Friday, October 26, 2007

Weekly "F--k You"s.

We're starting a weekly (and maybe more often) "Fuck You" section. Each week, we'll choose a person, team, city, state, country, entity, establishment, object, or combination of the aforementioned to give a hearty "Fuck you." Enjoy.

This week's "Fuck You": The City of Boston.

City of Boston, and sports fans of teams from that shithole,

Fuck you.

I mean, seriously. You can help yourselves to a shovelfull of cock.

You raucously lament the state of Boston sports and how you're the most tortured fanbase of them all, balancing that delicately with an outcry of "Why can't everyone else be happy with our success? Well, let me tell you: Hardly anyone likes it when teams win that are not your own. As KSK so eloquently put it,

Any team that wins a title that is not your team is fucking annoying.

So get over it if we don't orgasm every time you guys win a title and start exuding strong odors of douche all over the place.

As for these teams torture you as a fanbase...shit, which team is that?

Certainly not your baseball team, who won the World Series a mere 3 years ago after having unprecedentedly come back from a 3-0 deficit in the ALCS. Oh yeah, and you've just come back from a 3-1 deficit AGAIN to enter the World Series, where you now stand with a 2-0 lead over America's streaking darlings, the Rockies. Those guys had a great story...why are you ruining it? Anyways, the source of your discontent and tortured souls couldn't possibly be from baseball.

What about basketball? Oh, yes, the Celtics have been rather poor lately...I almost feel bad for them. Almost. The 16 championship banners lofted above their hallowed court dry my sympathetic tears. For God's sake, it's about damned time other teams were winning them! But this doesn't stop you tea-drinkin' muthafuckas from bitching about your Celties, with their disgruntled demi-star, karmic-killing tanking, and not even getting Kevin Durant for their troubles. But, oh wait, this is Boston. You guys just buy a new team when you get bad, like your buddies (hah) the Yankees. Hey Kevin Garnett, Ray Allen: You guys want to play over here with Paul Pierce in a weak Eastern conference?
KG and Ray Allen: "Yes, please."
Fuck building a team, you'll just buy one to get an almost assured Finals appearance. No, I'm sure it's not basketball that causes such anguish.

It must be football then!

Right. With your Patriots that are pretty much becoming the best team of all time. Those Patriots that not only kick the shit out of every team they play, rape their mothers, and sodomize their pets, but are led by Tom Brady, of whom every normal other man alive is (justifiably) supremely jealous.
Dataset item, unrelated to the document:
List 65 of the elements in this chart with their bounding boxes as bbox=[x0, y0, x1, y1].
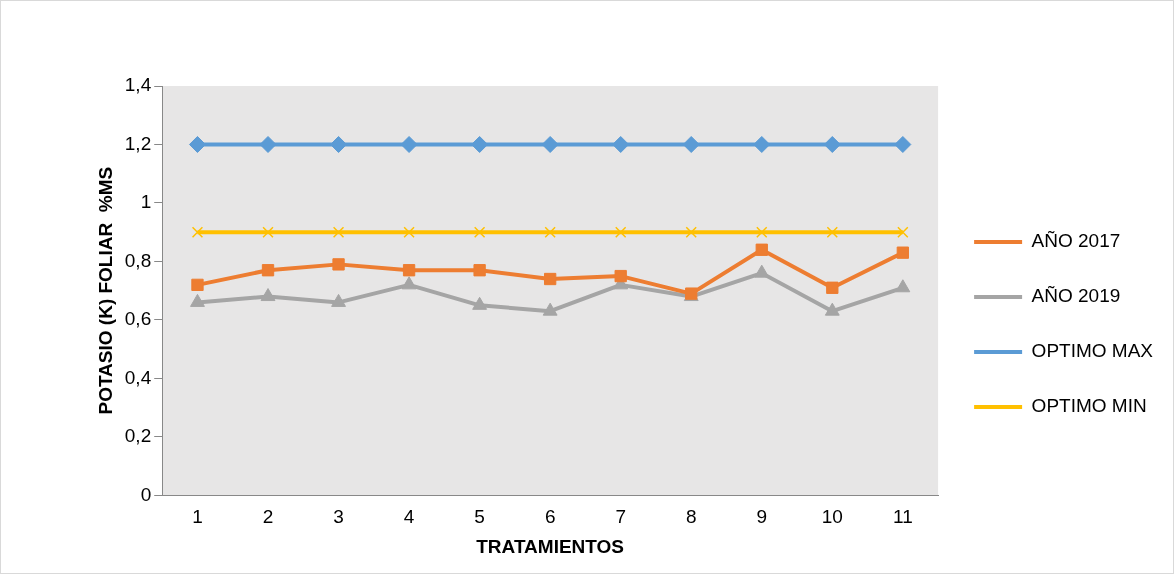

Yeah, those Patriots.

Maybe it's your #2 BCS-ranked Boston College Eagles, whose Heisman Contender (HA!) Matt Ryan just pulled off a dramatic last-second comeback last night. No...saddened though you may be that the ranking system is so fucked up to have your overrated asses at #2, this can't possibly cause the kind of agony and distress that you so bewail.

I'm not even going to talk about Bill Simmons. Fuck him.

Bostonians are so annoying with their messed-up accents and using that damned Good Will Hunting line over and over again.

So to use the vernacular: Fack you, Bwaustin. You and your douchebag fans can go facking fellate yourselves. How do you like them apples?